Hard to fathom after driving up the Pali, but the dry season is not far off. As the lush vegetation starts to go brown, it becomes fuel for a wildfire.
Fire officials say the recent heavy rains have delayed the season, but by June they'll be geared up and ready to fight the flames. They want people to know wildfires rarely start themselves, it's usually people, even if it's an accident.
"Embers will go for hundreds of yards if they are large enough. It doesn't take much to get good fuel started," said Chief Fletcher Dahman with the Federal Fire Department.
That means think twice before you flick a cigarette butt, because it can start an entire wildfire. Firefighters think this season might be quieter than last, but the last season was pretty large. There were almost 430 wildfires the Honolulu Fire Department had to battle, leaving behind permanent damage.
"All the soil washes away with the rain or the strong winds and ends up in our marine environment down in the ocean. That messes up our ocean," said Roger Imoto, Division of forestry with the Department of Land and Natural Resources.
That is why it is so important to catch any would-be arsonists. This year, the Honolulu police are training detectives as arson investigators.
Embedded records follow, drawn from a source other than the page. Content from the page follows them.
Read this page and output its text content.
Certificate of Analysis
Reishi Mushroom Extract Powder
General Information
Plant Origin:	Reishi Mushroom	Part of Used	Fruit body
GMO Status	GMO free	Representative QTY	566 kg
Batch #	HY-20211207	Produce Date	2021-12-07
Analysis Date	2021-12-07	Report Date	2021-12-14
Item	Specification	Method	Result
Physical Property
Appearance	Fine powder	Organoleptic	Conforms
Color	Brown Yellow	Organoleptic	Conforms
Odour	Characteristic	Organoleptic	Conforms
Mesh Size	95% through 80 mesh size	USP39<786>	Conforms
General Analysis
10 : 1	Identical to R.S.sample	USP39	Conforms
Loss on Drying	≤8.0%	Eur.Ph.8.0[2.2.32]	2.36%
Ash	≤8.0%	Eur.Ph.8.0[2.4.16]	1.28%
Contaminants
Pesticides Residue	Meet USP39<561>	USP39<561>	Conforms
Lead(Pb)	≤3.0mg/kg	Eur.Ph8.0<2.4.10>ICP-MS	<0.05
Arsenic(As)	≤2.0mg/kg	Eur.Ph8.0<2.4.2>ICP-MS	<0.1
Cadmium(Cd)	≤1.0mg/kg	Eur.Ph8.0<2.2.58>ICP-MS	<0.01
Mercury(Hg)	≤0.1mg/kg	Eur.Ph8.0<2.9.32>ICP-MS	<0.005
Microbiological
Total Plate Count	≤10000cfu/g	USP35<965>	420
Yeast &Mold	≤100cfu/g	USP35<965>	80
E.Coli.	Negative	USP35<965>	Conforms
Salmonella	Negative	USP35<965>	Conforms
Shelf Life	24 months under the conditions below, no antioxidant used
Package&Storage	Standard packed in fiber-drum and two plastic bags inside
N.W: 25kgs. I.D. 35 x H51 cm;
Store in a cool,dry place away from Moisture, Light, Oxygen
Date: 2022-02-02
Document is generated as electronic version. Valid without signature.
If fires are intentionally set, the arson fine is up to $10,000 and five years in jail. But, the police need you to help out as well.
"If your property is affected by wildfire, now is the time to take defensive action clearing out vegetation that may have grown in the last couple of months due to rainfall," said Derek Wroe, NOAA meterologist.
Less fuel, less fire. Fire officials also advise resident to plan several escape routes from the home, and to create at least a 30-foot safety zone around the house.